Ce qu'il faut organiser en interne
- Désigner un interlocuteur unique dans l'entreprise
- Informer immédiatement l'expert-comptable et, le cas échéant, l'avocat fiscaliste
- Conserver copie de tout document remis, avec la date de remise
- Répondre par écrit aux questions de fond, même posées oralement
- Ne pas laisser un collaborateur non préparé répondre à des questions techniques
Les durées
Pour les petites entreprises dont le chiffre d'affaires reste sous certains seuils, la durée de la vérification sur place est limitée à trois mois. Cette limitation ne s'applique pas lorsque la comptabilité présente de graves irrégularités.
Le droit de reprise de l'administration porte, en matière d'impôt sur les sociétés et de TVA, sur les trois années précédentes, avec des exceptions allongeant ce délai dans certaines situations, notamment en cas d'activité occulte.
La proposition de rectification
À l'issue du contrôle, l'administration notifie soit un avis d'absence de rectification, soit une proposition de rectification motivée, exposant les redressements envisagés, leur fondement juridique et leur montant.
L'entreprise dispose alors d'un délai de trente jours pour répondre, prorogeable de trente jours sur simple demande. Ce délai supplémentaire est de droit : il n'y a aucune raison de s'en priver.
Les voies de recours
- La réponse écrite aux rectifications, argumentée point par point
- Le recours hiérarchique auprès du supérieur du vérificateur, puis de l'interlocuteur départemental
- La saisine de la commission compétente pour les questions de fait
- La réclamation contentieuse après mise en recouvrement
- La saisine du tribunal administratif en dernier ressort
Ces recours sont successifs et gratuits pour les premiers d'entre eux. Beaucoup de dossiers se règlent au stade du recours hiérarchique, sans procédure contentieuse.

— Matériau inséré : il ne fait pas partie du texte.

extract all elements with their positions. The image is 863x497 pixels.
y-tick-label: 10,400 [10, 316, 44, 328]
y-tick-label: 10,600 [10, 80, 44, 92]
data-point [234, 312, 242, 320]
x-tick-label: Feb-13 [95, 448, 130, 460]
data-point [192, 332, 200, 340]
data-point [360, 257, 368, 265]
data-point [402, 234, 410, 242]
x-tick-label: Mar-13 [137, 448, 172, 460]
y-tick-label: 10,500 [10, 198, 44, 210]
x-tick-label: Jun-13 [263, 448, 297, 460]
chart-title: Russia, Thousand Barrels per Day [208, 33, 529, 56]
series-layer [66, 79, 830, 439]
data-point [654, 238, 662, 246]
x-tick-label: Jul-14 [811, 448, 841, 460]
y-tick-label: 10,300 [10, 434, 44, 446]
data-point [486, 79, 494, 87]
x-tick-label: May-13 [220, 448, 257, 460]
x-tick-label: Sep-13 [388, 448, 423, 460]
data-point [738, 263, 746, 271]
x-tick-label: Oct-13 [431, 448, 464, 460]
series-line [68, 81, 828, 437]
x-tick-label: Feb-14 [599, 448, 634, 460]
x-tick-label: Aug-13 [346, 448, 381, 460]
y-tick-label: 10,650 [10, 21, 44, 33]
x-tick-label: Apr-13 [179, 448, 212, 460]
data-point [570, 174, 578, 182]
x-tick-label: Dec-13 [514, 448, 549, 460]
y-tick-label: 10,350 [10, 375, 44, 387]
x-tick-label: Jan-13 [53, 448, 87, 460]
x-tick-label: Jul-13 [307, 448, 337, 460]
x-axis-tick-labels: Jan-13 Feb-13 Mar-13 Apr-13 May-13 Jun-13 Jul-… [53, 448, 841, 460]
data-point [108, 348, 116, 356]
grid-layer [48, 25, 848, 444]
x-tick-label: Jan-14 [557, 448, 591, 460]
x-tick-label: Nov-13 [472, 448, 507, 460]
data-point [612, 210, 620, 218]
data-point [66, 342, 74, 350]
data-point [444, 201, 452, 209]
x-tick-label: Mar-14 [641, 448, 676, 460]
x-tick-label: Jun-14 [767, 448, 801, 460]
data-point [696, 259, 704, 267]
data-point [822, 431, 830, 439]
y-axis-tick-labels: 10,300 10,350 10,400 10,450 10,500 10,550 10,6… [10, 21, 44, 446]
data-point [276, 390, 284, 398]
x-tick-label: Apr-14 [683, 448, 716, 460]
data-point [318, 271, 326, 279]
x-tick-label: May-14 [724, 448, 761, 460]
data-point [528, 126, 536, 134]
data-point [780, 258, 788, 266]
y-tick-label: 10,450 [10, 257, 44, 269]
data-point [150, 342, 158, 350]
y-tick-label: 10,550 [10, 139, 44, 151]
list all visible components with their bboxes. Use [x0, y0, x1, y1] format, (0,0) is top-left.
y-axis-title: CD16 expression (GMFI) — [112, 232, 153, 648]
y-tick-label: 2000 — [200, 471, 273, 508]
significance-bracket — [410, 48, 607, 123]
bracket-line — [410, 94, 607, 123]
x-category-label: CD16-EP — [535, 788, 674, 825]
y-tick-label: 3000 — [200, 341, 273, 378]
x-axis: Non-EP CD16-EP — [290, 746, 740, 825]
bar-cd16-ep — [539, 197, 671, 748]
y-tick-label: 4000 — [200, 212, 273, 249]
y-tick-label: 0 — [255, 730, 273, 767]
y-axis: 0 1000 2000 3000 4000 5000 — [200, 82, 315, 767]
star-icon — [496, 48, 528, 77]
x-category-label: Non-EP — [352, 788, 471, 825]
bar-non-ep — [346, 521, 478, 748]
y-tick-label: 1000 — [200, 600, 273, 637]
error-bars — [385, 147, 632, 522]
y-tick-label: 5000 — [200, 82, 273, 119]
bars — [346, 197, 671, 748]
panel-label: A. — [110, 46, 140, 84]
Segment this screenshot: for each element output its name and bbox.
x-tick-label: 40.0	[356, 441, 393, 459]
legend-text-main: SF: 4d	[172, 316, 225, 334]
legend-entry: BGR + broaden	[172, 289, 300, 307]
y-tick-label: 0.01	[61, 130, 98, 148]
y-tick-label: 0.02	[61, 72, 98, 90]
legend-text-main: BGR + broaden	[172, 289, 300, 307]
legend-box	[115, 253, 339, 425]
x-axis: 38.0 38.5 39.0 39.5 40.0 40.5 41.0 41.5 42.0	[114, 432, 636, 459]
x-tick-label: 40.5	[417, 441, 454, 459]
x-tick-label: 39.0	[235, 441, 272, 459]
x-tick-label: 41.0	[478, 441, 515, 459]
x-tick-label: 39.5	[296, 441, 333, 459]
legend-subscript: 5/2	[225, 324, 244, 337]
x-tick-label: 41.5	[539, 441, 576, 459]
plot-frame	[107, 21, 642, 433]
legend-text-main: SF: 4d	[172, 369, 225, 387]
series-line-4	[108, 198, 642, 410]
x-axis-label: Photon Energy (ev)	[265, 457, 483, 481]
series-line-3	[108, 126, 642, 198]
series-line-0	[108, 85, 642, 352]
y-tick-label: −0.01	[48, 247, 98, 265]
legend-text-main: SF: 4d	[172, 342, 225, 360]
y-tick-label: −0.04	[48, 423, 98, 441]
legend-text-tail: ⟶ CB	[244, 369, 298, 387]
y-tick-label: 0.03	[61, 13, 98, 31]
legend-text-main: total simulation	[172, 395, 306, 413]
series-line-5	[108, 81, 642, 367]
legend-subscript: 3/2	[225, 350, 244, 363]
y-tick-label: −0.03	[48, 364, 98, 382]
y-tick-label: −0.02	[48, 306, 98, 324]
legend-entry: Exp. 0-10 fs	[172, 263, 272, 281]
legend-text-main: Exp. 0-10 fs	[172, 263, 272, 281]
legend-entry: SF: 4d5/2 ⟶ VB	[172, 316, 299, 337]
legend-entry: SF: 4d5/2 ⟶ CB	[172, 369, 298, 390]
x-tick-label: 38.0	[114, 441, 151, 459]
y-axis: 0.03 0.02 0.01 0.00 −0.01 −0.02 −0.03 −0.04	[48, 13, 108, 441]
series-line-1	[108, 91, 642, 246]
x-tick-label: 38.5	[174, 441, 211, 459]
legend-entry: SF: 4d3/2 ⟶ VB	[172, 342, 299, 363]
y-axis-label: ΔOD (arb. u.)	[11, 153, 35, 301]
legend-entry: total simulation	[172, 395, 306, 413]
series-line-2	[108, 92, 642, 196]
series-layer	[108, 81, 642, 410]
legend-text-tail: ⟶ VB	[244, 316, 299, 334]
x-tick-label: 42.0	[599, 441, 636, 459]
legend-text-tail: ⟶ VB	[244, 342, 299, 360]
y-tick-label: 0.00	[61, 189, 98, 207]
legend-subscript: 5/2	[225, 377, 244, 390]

Les réflexes utiles et ceux qui coûtent
Les réflexes coûteux sont toujours les mêmes : improviser des explications orales, produire des documents reconstitués, et accepter un redressement pour en finir sans en mesurer les conséquences sur les exercices suivants.
Un redressement accepté sur un point de méthode se reproduira sur les exercices non prescrits et sur ceux à venir. C'est pourquoi l'enjeu réel d'un contrôle dépasse souvent le montant immédiatement en jeu.
Questions fréquentes
Peut-on refuser un contrôle ?
Non. L'opposition à contrôle fiscal est lourdement sanctionnée et conduit à une évaluation d'office. En revanche, le contribuable peut demander un report de la première intervention pour un motif légitime.
Faut-il être assisté par un conseil ?
C'est vivement recommandé, et l'avis de vérification rappelle expressément ce droit. L'expert-comptable connaît le dossier, l'avocat fiscaliste connaît la procédure : sur un contrôle significatif, les deux interventions sont complémentaires.
Quelle différence entre contrôle sur pièces et vérification ?
Le contrôle sur pièces s'effectue depuis le bureau, à partir des déclarations, et peut aboutir à une demande de renseignements. La vérification de comptabilité est un examen sur place des documents comptables, avec des garanties procédurales renforcées.
Que se passe-t-il si l'on n'est pas d'accord avec le montant final ?
La mise en recouvrement peut être contestée par une réclamation contentieuse, éventuellement assortie d'une demande de sursis de paiement, qui suspend le recouvrement moyennant des garanties au-delà d'un certain montant.
Comment se préparer avant tout contrôle ?
En tenant à jour trois choses : un FEC conforme testé chaque année, un dossier de révision justifiant chaque solde de bilan, et le tableau de passage entre le chiffre d'affaires comptable et les bases de TVA déclarées.
Ce qu'il faut retenir
Une procédure encadrée, des garanties réelles, des délais à utiliser intégralement. Un FEC conforme et un dossier de révision à jour transforment un contrôle en formalité. Et aucune réponse improvisée : tout ce qui touche au fond se traite par écrit, avec un conseil.